Fulbright Senior Specialist Award

Dr. Hu has won a competitive national award as the Fulbright Senior Specialist. He will travel to Japan to lecture and conduct research at the Tokyo University of Agriculture and Technology in Japan during April 19 to May 30, 2010.

The Fulbright Program, America’s flagship international educational exchange program, has provided approximately 286,500 people with the opportunity to observe each others’ political, economic, educational and cultural institutions, to exchange ideas and to embark on joint ventures of importance o the general welfare of the world’s inhabitants. The program operates in more than 155 countries worldwide. 
Fulbright Award

NSF Funding

Funded by the Paleo Perspectives on Climate Change program and led by Harry Rowe, Arne Winguth, and Max Hu of the Department of Earth and Environmental Sciences at UT-Arlington, the project will study how the climate system in eastern North America evolved during the last eight glacial-interglacial cycles, which cover the last 600,000 years of Earth’s history.

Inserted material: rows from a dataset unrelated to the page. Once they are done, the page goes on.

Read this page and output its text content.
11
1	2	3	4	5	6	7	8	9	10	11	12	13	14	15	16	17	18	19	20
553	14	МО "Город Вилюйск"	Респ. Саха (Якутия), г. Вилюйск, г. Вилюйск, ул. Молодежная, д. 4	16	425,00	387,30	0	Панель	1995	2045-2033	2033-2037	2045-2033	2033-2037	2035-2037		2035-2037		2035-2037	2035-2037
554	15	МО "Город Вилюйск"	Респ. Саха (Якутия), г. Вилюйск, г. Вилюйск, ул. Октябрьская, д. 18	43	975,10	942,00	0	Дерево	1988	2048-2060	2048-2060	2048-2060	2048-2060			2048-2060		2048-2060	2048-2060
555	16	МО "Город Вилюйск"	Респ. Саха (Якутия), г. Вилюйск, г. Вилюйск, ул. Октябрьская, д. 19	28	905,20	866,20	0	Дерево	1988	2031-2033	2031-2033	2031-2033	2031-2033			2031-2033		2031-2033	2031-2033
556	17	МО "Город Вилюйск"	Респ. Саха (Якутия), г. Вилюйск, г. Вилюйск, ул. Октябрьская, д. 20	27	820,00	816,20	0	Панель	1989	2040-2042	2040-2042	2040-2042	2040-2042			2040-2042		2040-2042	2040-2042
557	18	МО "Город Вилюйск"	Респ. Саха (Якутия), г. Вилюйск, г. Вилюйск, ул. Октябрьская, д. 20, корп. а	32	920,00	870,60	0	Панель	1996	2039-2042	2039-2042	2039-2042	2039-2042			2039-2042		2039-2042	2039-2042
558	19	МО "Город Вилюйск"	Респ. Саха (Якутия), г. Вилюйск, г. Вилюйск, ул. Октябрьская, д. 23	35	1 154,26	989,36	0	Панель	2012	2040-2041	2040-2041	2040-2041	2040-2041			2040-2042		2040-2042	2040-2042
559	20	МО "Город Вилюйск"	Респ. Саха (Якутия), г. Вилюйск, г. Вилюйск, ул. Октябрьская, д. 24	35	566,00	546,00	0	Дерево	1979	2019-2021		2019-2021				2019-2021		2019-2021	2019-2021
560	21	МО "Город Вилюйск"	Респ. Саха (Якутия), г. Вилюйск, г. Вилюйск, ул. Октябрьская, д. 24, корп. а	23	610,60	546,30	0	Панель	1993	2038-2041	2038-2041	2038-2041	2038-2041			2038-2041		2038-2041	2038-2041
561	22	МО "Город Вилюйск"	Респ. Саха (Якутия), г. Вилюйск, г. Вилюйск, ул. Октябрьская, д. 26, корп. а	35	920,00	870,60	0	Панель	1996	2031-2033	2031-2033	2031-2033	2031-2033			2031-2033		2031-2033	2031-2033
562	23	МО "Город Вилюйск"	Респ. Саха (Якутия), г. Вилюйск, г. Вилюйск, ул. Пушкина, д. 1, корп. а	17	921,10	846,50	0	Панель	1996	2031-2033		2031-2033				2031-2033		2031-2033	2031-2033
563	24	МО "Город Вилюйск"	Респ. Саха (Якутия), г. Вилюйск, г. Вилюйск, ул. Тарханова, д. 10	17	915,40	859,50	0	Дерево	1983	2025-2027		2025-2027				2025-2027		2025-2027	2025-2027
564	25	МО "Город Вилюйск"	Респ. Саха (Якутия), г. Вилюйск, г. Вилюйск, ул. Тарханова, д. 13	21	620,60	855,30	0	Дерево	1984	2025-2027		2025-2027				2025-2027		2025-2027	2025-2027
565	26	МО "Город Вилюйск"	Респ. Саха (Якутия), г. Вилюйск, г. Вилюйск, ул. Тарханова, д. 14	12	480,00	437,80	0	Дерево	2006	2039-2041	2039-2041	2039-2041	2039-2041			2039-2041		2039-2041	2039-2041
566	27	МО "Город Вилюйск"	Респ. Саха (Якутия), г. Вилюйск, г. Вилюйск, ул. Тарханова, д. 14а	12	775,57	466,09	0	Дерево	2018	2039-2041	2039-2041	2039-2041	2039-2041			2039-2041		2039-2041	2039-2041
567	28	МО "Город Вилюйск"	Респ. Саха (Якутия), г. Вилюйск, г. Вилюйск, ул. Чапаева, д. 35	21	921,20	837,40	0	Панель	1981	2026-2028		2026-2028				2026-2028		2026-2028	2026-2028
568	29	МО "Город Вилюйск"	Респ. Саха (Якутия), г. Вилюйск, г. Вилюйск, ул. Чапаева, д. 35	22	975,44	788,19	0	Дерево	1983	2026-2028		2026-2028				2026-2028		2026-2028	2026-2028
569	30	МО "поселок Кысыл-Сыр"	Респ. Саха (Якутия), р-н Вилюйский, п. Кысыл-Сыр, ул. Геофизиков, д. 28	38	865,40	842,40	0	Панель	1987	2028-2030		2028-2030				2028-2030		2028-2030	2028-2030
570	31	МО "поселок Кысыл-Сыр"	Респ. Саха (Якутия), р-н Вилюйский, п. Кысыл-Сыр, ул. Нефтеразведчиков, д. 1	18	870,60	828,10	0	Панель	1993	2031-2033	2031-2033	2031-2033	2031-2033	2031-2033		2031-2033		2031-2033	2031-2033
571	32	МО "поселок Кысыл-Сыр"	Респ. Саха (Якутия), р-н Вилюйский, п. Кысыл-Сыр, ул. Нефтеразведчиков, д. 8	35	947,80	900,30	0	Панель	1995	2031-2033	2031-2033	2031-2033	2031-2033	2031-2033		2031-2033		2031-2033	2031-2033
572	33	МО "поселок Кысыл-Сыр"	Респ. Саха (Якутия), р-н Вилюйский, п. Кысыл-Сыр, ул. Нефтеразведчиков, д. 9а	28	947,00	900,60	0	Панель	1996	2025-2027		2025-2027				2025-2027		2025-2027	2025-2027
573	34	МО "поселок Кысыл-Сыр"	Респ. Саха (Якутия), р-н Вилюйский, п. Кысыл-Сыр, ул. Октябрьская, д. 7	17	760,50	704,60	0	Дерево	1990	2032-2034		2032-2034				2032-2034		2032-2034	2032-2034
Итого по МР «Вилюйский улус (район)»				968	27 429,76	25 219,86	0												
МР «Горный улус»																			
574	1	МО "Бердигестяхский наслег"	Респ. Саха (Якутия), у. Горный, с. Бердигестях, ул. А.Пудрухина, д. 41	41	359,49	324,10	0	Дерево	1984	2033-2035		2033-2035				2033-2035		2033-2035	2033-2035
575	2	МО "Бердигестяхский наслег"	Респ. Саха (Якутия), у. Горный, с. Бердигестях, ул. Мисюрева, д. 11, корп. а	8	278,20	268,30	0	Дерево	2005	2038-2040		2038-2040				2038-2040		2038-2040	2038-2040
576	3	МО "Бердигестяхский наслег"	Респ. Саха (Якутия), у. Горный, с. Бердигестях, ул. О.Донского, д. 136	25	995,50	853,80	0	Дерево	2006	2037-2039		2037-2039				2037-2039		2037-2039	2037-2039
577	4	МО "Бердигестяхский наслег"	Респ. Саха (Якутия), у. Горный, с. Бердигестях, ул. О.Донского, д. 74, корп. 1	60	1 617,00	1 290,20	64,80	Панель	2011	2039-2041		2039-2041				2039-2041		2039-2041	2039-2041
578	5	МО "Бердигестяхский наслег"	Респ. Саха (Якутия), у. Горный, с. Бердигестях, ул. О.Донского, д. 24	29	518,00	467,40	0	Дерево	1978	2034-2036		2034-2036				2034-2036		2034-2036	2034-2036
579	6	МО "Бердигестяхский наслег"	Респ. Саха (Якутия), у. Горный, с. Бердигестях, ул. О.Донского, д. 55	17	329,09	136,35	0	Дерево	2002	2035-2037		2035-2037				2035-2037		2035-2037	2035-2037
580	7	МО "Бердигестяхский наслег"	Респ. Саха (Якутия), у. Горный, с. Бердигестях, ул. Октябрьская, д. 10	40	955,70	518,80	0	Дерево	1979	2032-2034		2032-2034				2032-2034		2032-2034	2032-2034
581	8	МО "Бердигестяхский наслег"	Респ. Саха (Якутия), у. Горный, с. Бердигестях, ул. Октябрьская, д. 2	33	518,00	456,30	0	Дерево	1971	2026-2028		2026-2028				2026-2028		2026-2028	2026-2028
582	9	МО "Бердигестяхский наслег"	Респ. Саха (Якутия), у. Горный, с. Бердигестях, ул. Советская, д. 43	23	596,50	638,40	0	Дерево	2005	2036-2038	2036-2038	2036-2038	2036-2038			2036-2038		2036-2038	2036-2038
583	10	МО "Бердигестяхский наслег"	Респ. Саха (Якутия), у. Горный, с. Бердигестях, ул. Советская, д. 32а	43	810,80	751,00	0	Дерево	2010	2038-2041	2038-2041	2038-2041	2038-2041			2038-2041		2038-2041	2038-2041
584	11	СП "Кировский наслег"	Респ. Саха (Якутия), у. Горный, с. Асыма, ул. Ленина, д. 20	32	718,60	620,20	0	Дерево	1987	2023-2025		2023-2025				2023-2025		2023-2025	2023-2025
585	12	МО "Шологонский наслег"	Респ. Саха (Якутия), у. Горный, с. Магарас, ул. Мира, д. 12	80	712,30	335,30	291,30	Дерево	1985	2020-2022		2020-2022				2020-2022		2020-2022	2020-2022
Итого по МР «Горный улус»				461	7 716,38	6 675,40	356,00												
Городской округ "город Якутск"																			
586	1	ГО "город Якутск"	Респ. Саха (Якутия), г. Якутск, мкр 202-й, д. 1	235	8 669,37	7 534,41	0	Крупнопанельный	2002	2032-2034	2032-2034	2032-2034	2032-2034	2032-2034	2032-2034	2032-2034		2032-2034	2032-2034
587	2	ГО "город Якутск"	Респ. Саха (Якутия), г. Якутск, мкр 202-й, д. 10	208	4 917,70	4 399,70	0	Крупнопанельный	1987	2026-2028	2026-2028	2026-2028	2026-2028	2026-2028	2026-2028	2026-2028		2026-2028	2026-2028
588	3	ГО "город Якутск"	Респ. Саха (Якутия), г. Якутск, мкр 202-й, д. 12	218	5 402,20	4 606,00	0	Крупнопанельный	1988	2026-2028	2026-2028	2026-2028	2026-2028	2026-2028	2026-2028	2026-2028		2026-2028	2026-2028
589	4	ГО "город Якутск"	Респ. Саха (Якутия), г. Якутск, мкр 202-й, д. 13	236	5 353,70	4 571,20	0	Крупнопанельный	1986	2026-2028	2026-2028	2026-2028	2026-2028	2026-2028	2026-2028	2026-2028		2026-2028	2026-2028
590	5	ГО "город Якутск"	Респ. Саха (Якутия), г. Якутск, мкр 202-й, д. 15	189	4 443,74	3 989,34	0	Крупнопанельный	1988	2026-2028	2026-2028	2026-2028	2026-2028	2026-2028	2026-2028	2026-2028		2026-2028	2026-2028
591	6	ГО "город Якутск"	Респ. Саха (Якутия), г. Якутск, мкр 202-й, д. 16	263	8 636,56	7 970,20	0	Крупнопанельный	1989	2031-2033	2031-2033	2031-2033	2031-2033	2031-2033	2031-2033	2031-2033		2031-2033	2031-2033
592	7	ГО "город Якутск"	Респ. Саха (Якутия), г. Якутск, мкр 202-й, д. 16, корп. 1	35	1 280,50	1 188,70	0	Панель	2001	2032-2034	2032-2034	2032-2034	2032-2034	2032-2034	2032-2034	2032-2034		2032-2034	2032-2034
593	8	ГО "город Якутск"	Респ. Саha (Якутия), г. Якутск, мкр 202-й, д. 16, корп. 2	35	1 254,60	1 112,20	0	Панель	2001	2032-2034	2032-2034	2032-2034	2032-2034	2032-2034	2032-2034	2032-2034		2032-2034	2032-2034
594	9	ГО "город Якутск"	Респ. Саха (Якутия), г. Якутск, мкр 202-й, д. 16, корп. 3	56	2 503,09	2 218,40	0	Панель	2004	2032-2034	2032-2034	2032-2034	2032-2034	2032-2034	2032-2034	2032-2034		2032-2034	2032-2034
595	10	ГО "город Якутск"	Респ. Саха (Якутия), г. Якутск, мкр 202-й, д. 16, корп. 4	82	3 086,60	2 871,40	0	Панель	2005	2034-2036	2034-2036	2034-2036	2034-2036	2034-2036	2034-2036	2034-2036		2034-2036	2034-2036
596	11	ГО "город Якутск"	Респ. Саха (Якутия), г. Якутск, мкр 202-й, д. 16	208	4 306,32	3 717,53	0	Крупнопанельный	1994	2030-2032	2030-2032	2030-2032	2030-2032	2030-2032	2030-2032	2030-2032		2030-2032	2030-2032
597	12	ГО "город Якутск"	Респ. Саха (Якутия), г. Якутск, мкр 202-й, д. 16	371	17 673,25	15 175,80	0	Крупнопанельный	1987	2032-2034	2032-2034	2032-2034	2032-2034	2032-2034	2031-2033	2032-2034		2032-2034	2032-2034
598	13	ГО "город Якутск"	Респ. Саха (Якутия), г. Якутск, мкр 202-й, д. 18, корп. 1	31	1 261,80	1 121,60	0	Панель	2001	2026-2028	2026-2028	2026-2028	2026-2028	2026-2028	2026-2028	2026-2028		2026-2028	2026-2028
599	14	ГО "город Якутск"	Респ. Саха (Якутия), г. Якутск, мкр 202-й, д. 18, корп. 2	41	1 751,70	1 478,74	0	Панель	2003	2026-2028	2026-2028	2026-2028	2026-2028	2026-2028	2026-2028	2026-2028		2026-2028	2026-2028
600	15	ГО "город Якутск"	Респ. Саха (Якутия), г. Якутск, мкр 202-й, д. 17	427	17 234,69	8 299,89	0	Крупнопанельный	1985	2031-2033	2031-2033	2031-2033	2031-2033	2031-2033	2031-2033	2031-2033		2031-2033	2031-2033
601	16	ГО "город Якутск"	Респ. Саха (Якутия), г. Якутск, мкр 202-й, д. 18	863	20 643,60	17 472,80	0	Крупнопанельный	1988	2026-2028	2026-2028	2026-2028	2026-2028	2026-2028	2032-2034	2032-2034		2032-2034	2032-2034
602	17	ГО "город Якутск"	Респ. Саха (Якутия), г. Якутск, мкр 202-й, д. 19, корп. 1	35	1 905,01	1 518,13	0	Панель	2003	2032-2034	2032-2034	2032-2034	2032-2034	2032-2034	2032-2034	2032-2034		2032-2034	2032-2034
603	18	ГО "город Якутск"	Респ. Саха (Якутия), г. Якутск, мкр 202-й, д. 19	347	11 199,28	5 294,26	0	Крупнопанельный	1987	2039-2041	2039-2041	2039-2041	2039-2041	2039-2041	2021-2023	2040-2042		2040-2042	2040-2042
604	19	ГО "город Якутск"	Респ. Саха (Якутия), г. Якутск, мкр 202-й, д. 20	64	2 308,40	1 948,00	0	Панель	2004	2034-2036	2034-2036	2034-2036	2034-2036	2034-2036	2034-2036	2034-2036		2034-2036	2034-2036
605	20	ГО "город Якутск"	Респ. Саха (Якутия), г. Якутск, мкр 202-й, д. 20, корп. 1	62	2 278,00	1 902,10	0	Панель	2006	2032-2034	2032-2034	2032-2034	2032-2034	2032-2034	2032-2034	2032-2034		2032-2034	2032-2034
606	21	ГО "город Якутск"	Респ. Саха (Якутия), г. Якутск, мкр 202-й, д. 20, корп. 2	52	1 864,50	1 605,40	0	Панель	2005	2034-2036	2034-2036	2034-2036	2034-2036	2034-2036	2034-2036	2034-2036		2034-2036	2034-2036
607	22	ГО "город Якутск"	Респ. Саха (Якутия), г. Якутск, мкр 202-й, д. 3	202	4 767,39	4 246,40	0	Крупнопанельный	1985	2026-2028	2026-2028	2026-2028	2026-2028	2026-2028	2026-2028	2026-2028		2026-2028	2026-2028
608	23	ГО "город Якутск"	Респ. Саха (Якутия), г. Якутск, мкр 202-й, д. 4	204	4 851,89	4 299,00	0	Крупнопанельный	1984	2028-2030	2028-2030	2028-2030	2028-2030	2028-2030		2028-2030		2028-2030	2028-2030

Rowe and Hu, both geochemists, are reconstructing climate change using chemical and isotopic records preserved in cave stalagmites recovered from the Appalachian Mountains of Tennessee and West Virginia. Winguth, a climate modeler, is using the climate reconstructions as a guide to develop and refine simulations of the climate system for key periods of rapid climate change.

Research Highlights

A paper of Hu et al. (2008) on radionuclide sorption under different redox conditions was highlighted in Geochemical Highlights (#138) by Geochemical Society.